Une série de trois concerts évoquant les pires années du stalinisme en Union soviétique est donnée, au mois de janvier, à Prague.

Des séquences des films "Ivan le Terrible", "La Chute de Berlin" et les portraits de Staline ont accompagné, ce mardi, le concert de l'Orchestre philharmonique tchèque dans la grande salle du Rudolfinum. C'est à l'initiative du directeur musical de cet orchestre, Vladimir Ashkenazy, qu'on a décidé de rappeler le rôle d'encenseur auquel on a réduit l'art et la musique sous le régime dictatorial.
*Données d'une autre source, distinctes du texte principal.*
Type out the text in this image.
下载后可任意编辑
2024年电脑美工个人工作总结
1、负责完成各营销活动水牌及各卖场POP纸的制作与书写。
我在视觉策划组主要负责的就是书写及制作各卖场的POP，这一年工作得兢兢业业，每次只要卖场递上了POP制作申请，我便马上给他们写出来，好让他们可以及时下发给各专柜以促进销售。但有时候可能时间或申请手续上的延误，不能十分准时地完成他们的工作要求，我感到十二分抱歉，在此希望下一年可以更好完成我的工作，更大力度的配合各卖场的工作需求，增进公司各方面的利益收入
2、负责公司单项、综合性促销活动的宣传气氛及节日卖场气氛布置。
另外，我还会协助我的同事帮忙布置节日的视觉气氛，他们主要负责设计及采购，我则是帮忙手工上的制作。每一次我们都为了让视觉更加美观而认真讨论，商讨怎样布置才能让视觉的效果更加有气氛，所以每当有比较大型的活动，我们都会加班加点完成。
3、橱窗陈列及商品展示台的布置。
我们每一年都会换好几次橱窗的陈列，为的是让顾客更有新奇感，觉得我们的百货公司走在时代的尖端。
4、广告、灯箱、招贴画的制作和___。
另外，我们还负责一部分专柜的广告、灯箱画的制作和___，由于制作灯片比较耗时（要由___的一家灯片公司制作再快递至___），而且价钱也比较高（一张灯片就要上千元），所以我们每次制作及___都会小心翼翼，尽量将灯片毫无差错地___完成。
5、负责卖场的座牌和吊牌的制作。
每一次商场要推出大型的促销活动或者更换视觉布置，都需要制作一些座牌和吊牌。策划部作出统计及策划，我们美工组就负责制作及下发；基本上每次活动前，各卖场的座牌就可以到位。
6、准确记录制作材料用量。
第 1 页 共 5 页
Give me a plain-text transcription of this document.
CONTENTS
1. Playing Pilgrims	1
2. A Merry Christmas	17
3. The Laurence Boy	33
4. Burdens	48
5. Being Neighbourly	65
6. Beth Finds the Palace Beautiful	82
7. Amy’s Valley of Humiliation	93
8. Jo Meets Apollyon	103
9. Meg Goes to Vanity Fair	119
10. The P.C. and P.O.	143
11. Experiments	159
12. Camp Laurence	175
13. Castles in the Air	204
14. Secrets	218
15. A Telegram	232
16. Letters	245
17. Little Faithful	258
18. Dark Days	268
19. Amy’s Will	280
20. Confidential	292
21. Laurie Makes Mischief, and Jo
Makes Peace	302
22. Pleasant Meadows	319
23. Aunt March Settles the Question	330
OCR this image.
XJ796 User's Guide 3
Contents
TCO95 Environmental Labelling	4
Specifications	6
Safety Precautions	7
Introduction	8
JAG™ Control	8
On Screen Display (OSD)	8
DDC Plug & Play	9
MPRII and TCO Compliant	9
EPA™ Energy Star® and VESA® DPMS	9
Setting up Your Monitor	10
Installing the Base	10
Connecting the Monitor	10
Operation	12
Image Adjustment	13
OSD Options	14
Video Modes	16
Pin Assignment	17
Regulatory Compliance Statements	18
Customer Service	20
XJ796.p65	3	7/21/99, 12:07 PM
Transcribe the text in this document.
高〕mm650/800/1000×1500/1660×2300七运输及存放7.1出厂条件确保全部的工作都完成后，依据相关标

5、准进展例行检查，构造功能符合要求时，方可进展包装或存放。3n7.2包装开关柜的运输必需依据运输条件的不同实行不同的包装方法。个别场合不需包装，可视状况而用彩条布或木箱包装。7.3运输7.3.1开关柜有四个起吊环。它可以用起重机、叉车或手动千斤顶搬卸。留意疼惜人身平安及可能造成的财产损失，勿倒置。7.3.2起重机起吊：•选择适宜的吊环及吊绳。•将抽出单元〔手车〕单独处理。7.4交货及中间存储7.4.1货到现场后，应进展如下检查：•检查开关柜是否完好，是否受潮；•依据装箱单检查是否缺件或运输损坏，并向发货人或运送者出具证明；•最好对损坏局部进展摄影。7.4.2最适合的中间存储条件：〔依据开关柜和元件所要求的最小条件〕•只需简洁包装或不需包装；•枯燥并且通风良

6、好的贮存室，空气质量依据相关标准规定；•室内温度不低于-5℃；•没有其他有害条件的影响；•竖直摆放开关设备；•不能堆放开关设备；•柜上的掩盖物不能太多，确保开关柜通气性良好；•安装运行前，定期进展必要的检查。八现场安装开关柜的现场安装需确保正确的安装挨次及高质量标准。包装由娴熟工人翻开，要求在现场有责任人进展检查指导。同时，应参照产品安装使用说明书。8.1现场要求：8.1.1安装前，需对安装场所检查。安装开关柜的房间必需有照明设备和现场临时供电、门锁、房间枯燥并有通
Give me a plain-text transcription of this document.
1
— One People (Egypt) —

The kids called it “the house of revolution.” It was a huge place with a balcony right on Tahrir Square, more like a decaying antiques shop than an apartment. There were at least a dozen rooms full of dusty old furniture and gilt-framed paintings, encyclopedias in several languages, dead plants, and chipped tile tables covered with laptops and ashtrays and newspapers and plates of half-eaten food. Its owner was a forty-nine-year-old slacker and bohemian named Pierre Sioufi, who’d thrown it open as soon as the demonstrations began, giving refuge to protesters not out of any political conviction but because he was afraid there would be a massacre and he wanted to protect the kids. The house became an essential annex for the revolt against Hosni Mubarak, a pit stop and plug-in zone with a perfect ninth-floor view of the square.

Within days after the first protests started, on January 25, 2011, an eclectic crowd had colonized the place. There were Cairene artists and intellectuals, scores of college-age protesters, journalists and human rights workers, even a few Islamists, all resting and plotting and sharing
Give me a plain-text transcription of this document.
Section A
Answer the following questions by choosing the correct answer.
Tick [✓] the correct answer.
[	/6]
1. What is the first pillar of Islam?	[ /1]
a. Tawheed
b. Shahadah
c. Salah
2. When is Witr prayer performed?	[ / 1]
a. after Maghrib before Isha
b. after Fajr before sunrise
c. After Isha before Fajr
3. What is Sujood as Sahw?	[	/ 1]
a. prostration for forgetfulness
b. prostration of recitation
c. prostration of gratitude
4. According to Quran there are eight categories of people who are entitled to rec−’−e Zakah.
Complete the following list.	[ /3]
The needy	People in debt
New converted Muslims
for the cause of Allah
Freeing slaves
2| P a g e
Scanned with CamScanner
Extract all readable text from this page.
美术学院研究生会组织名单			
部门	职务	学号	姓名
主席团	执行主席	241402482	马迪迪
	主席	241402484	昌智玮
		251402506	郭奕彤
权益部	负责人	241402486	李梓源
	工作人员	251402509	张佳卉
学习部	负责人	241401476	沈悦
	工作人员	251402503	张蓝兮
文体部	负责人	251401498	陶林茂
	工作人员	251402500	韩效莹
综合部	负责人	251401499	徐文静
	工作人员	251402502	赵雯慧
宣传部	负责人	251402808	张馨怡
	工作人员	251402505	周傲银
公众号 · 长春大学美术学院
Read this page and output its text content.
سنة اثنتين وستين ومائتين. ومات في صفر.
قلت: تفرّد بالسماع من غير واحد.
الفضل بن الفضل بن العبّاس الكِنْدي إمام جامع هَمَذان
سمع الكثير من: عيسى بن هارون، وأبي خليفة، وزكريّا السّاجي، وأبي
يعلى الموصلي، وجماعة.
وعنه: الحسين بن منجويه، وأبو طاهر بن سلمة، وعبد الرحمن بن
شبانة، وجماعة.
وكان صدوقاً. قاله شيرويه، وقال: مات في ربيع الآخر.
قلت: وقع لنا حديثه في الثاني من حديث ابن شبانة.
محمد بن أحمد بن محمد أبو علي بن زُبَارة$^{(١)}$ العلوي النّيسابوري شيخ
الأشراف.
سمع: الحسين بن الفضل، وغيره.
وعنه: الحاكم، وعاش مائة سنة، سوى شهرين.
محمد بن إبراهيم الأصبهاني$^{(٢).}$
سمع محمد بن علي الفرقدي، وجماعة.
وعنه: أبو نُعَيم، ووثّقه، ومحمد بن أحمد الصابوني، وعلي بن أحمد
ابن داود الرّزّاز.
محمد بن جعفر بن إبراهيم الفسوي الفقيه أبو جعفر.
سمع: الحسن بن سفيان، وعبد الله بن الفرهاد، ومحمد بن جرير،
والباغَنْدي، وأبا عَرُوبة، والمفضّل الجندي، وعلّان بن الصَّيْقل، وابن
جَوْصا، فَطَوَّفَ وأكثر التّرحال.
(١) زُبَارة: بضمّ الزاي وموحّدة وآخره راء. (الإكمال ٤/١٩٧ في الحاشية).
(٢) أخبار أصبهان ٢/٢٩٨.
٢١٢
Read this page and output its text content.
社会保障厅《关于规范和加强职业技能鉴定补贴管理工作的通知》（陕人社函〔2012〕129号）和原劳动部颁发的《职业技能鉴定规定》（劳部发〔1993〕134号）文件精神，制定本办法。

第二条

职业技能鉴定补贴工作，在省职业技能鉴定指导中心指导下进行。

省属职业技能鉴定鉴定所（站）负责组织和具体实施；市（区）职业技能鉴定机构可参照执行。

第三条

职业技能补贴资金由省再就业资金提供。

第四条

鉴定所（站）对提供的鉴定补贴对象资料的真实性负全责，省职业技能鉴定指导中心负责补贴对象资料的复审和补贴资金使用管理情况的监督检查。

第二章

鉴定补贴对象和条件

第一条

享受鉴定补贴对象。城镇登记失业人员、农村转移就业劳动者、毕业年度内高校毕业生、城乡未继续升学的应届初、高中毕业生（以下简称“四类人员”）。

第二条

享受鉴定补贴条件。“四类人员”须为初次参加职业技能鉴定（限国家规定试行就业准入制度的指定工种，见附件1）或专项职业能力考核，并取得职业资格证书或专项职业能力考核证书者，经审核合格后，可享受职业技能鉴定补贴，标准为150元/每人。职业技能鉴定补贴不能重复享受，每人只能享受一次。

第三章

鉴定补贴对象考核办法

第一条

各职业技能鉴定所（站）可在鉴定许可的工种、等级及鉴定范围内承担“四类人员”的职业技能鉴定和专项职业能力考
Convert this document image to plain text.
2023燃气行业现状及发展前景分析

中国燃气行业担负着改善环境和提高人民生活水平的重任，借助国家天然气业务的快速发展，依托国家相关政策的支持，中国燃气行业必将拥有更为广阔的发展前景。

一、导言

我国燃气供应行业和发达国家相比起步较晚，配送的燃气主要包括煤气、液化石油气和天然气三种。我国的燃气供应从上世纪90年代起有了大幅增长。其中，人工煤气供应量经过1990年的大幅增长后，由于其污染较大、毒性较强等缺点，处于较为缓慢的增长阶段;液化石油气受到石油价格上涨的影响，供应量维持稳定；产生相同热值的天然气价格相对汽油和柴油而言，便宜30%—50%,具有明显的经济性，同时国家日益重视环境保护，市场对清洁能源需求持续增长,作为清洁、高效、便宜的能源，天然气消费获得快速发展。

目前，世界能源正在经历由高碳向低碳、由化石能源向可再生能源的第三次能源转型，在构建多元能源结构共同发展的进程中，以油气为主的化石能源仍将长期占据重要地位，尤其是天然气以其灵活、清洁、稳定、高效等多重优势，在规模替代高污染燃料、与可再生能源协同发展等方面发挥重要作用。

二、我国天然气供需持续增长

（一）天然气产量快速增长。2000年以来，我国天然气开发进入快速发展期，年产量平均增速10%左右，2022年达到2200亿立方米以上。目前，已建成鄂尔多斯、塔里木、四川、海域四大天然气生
Les trois concerts démontrent que les grands compositeurs russes, notamment Prokofiev et Chostakovitch, vivaient dans la peur des représailles. Bien qu'ils n'aient échappé que par miracle à la déportation, ils ne se sont pas laissés dompter. Certes, ils ont composé pour survivre des oeuvres de circonstance croulant sous un lourd fardeau idéologique et célébrant le culte de la personnalité, mais ils ont profité aussi de chaque possibilité pour créer des oeuvres sincères et profondes. Ainsi le public du Rudolfinum a eu l'occasion de comparer la grandiloquence des cantates célébrant les exploits du généralissime Staline aux oeuvres dénonçant, après la mort du tyran, le mensonge et la peur qui persistaient dans la société soviétique. On a pu voir, entre autres, la séquence finale du film "La Chute de Berlin" dans laquelle Staline en veste blanche reçoit, tel un monarque, les hommages du peuple soviétique, tout cela rehaussé encore par la musique de Chostakovitch. Mais on a pu entendre également les oeuvres comme la 13ème symphonie ou une version orchestrée du quatuor à cordes numéro 8. Dans ces oeuvres le même compositeur a réussi à exprimer avec force non seulement l'angoisse horrible de l'époque stalinienne mais a fait entrevoir aussi une lueur d'espoir.